Slow practice will get you there faster because Agile Development is a practice just like playing guitar or playing golf or playing basketball is a practice.
I want to tell you a story about a college basketball coach who won 11 NCAA championships by using principles of slow practice, but before I do let's look at how our greatest artists employ slow practice.
Musicians say, "Practice slow in order to play fast."
As a boy, Wolfgang Amadeus Mozart learned slow practice from his father. His father placed 10 dried peas in the young Mozart's left coat pocket. After each successful attempt at a passage, Wolfgang would move one pea to his right pocket. If he failed on any piece, all the peas were placed back in his left pocket and he had to start over. When Wolfgang reached his tenth pea, he played the passage at normal speed.
This kind of practice made Mozart slow the tempo to the point he moved all ten peas to his right coat pocket.
World-class clarinetist, Daniel Bonade presented a similar technique.
His formula is 9 + 1 x 10. Perfect a passage so you can play it nine times perfectly at 1/10 final speed. Then play it one time perfectly at performance speed. If a mistake is made in any of the ten reps, start over.
Ben Hogan, the great golfer, had a secret. Slow motion practice.
"Whenever I'm working on something I always do it in slow motion."
— Ben Hogan
How does slow practice help Agile teams?
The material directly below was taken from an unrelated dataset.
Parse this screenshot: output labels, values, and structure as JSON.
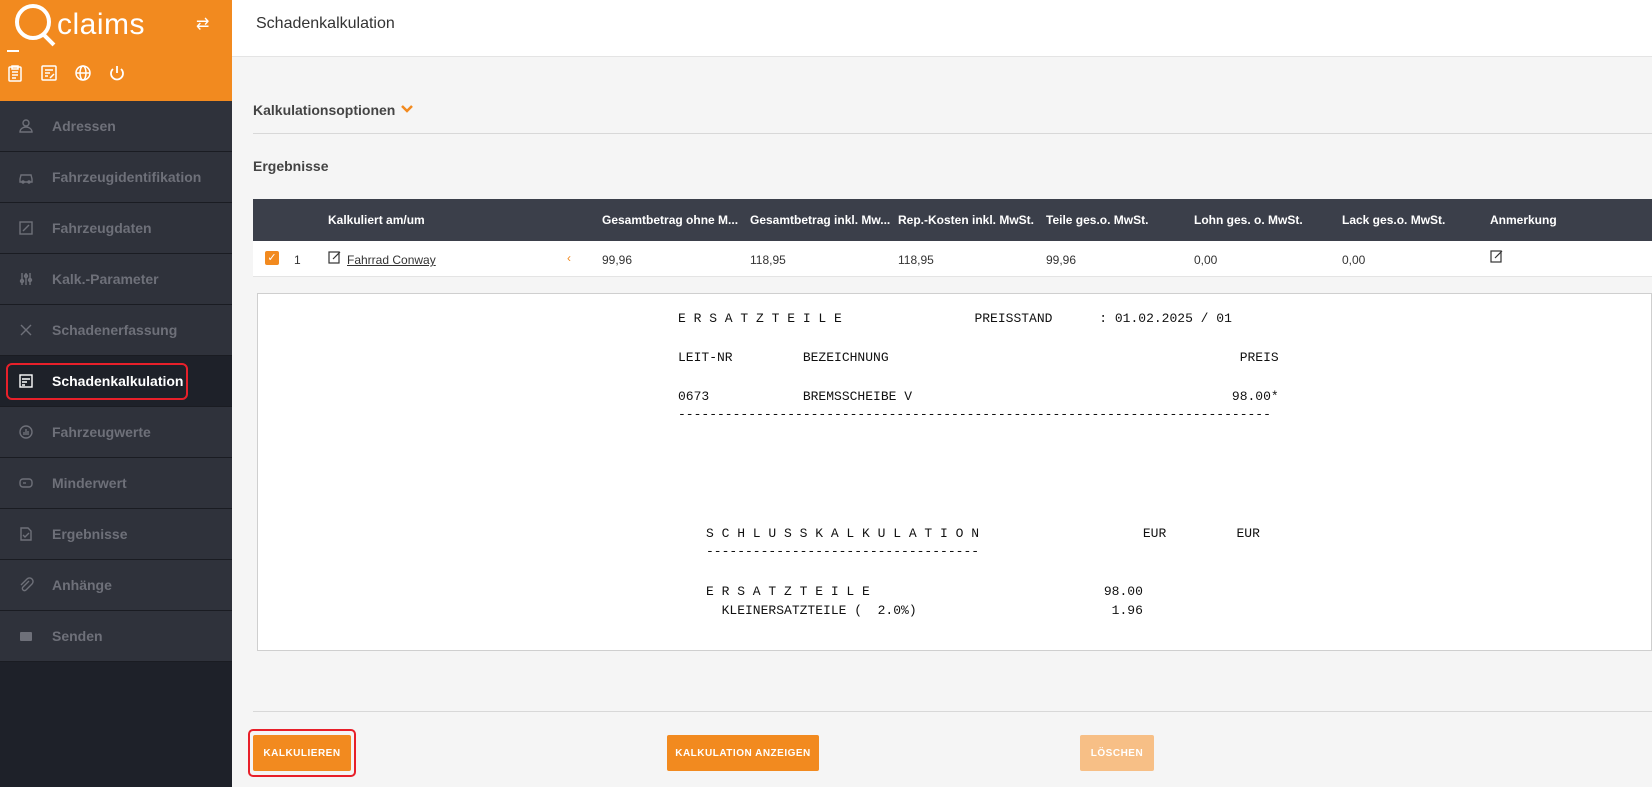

Instead of hurrying to finish as many user stories as possible in a sprint, and then having a two-week integration sprint to make sure everything still functions, teams should work on technical practices like test driven development and automated testing so that at end of sprint they can deploy working software to production.
This means the team will initially have to slow their tempo to complete perfect sprint passages.
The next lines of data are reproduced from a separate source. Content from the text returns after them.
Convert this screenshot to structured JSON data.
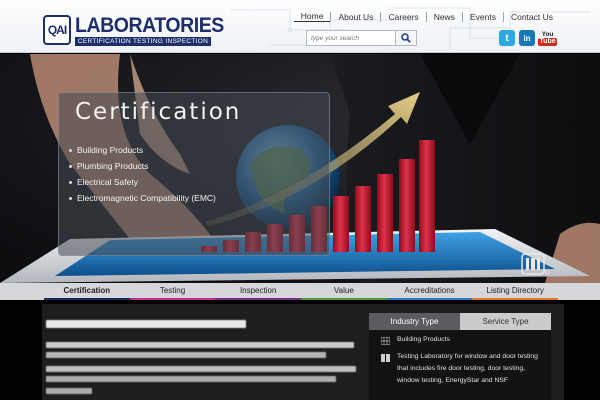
{
  "logo": {
    "badge": "QAI",
    "name": "LABORATORIES",
    "tagline": "CERTIFICATION  TESTING  INSPECTION"
  },
  "topnav": [
    "Home",
    "About Us",
    "Careers",
    "News",
    "Events",
    "Contact Us"
  ],
  "search": {
    "placeholder": "type your search"
  },
  "social": {
    "twitter": "t",
    "linkedin": "in",
    "youtube_top": "You",
    "youtube_bottom": "Tube"
  },
  "hero": {
    "title": "Certification",
    "items": [
      "Building Products",
      "Plumbing Products",
      "Electrical Safety",
      "Electromagnetic Compatibility (EMC)"
    ]
  },
  "tabs": [
    {
      "label": "Certification",
      "color": "#1f2a5c"
    },
    {
      "label": "Testing",
      "color": "#c0308a"
    },
    {
      "label": "Inspection",
      "color": "#7a2c8c"
    },
    {
      "label": "Value",
      "color": "#4f9a3a"
    },
    {
      "label": "Accreditations",
      "color": "#2d7bc4"
    },
    {
      "label": "Listing Directory",
      "color": "#e07a2a"
    }
  ],
  "sidebar": {
    "tabs": [
      "Industry Type",
      "Service Type"
    ],
    "row1": "Building Products",
    "row2_lines": [
      "Testing Laboratory for window and door testing",
      "that includes fire door testing, door testing,",
      "window testing, EnergyStar and NSF"
    ]
  },
  "colors": {
    "brand_navy": "#1f2e6b",
    "bar_red": "#c4162a",
    "arrow_gold": "#d9c27a"
  }
}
Like tracing an outline in wet cement, this Agile practice will cut a pattern in your team 's neural pathways helping the team speed up — and perform better under pressure.
Like a fast breaking basketball team, your Agile teams will be quick without the need for harried responses.
Back to that basketball coach who won eleven NCAA championships. His name? John Wooden, coach of the UCLA Bruins. Coach Wooden was known for his teaching principles. One of his more famous quotes:
"Be quick, but don't hurry."
Wooden loved fast break basketball. For his teams to move quickly, they had to slow down and practice the fundamentals. Blocking out on the boards, the outlet pass, a point guard who delivers pinpoint passes.
After the team focused on the process and practiced the basics, they could play at a quick pace that forced their opponents to hurry and make mistakes.
Agile teams that master technical practices can fast break too. At the start of each sprint your company could use an OODA loop to survey the court, the market conditions, and the needs of your customers to select the user stories for your next sprint. Now think how rushed and off balance your competition will be when they try to fast break with you.